The Rev. Dr. Deborah Goldfeder - Deacon at the Episcopal Church of the Advent, Crestwood
This reflection is part of a series celebrating women in ministry, June 2022.
When I told my mother that Bishop Bullen Dolli had invited me to work in the Diocese of Lui in Southern Sudan she said, “What does he want with you? You’re an old woman!” I laughed at her but thought, “Old woman? I’ll show YOU!” That was in the summer of 2005. Her response only strengthened my resolve to go. Bishop Bullen wanted me to work as a nurse in the hospital, teach English, teach Theological Education by Extension, work with the Mothers’ Union, and preach (at the drop of a hat without preparation), and to travel to all seven of the archdeaconries in the diocese in a rickety, ancient Toyota ambulance. It wasn’t easy but I loved it.
I was an old woman by Moru standards: the life expectancy of a Moru woman was 57 years, and I celebrated my 55th birthday there. I had the opportunity to do many more things than I ever dreamed, including attending the composers’ conference and transcribing hymns in the Moru language so they could have a hymnal printed after many years of war. I taught women how to sew on treadle sewing machines and helped the Mothers’ Union to open a store to sell their crafts along the “Good Road.” My little mud hut became my home and I cried when I left there. But, what did Sarah of the bible have to do with that?

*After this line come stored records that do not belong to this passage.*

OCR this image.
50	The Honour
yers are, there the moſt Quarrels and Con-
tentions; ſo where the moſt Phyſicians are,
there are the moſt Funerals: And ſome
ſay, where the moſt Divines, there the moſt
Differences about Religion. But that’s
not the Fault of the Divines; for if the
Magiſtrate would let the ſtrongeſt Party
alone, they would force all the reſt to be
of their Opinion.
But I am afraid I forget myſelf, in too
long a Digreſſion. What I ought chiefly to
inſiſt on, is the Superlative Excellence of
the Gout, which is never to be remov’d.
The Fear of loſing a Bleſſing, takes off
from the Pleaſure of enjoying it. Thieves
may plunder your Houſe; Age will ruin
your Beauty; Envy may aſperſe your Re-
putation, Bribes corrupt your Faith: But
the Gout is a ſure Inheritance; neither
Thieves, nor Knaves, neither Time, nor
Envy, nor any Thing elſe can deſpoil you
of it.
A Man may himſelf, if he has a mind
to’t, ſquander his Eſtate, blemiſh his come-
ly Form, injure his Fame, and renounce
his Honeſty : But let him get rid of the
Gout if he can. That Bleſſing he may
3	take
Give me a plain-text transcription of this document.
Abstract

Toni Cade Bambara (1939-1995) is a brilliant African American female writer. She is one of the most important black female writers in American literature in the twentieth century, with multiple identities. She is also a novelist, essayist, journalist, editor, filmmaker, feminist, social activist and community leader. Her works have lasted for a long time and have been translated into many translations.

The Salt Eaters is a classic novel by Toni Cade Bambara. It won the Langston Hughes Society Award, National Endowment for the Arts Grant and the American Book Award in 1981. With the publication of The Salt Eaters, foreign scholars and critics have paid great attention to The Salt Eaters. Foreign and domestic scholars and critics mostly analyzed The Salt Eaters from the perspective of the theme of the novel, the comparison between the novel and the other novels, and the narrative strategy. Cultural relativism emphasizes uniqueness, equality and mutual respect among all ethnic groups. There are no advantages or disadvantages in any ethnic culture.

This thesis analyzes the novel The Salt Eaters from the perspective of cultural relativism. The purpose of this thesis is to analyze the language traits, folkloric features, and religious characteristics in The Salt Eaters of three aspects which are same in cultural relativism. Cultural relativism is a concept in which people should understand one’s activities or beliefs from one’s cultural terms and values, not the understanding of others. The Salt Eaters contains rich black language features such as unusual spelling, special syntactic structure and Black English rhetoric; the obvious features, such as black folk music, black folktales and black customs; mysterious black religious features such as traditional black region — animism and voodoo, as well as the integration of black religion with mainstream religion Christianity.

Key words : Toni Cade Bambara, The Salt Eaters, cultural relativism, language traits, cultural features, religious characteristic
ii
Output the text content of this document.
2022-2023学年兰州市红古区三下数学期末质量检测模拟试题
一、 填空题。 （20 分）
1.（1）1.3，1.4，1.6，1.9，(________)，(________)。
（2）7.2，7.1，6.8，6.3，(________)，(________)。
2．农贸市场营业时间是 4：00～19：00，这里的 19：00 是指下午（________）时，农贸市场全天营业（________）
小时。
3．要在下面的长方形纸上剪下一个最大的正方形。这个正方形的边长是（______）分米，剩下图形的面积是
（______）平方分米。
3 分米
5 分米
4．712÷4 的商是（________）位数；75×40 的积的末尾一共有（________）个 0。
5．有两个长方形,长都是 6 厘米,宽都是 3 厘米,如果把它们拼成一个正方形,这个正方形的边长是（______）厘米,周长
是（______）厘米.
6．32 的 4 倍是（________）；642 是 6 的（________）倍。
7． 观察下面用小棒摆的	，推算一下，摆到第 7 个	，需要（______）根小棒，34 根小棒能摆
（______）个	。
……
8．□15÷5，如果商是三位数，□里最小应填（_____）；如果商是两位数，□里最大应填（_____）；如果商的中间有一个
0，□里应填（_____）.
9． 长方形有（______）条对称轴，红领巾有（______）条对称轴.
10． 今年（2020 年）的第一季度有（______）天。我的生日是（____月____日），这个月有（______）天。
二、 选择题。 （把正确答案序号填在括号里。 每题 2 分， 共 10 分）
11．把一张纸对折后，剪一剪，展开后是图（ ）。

As I was discerning this call, I had prayed with the Andrei Rublev icon of The Trinity. Some call it the Old Testament Trinity but I prefer another name, The Hospitality of Abraham (and Sarah.) In Genesis 18:1-15 we read the story of three visitors approaching the home of Abraham and Sarah in the heat of the day. Abraham ran to meet them and to offer them hospitality and to sit in the shade of the oaks of Mamre. When the visitors accepted, Abraham called to Sarah and to servants to prepare a fine meal for them and when it was ready, the visitors sat to eat while Abraham stood aside under a nearby tree. The visitors asked where Sarah was, and Abraham indicated that she was in the tent. “Then one of them said, I will surely return to you about this time next year and you and Sarah your wife will have a son.” (v. 10)
Sarah was eavesdropping on this conversation and knew that they were both very old and she was past the age of childbearing so, “Sarah laughed to herself as she thought, ‘After I am worn out and my lord is very old, will I now have this pleasure?’” (v. 12) The LORD asked Abraham why she had laughed and said, “Is anything too hard for the LORD?” (v. 14) Sarah tried to lie about laughing but the LORD said, “Yes, you did laugh.”
I questioned myself if I was up to the mission. What did I have to offer to the Moru people? Was I foolish to even think to go? Those where all the wrong questions. The question I should have asked myself was, “Is anything too hard for the LORD?” Now when I face daunting situations I know that all things are possible through God. As we say at our baptisms, “I will with God’s help.”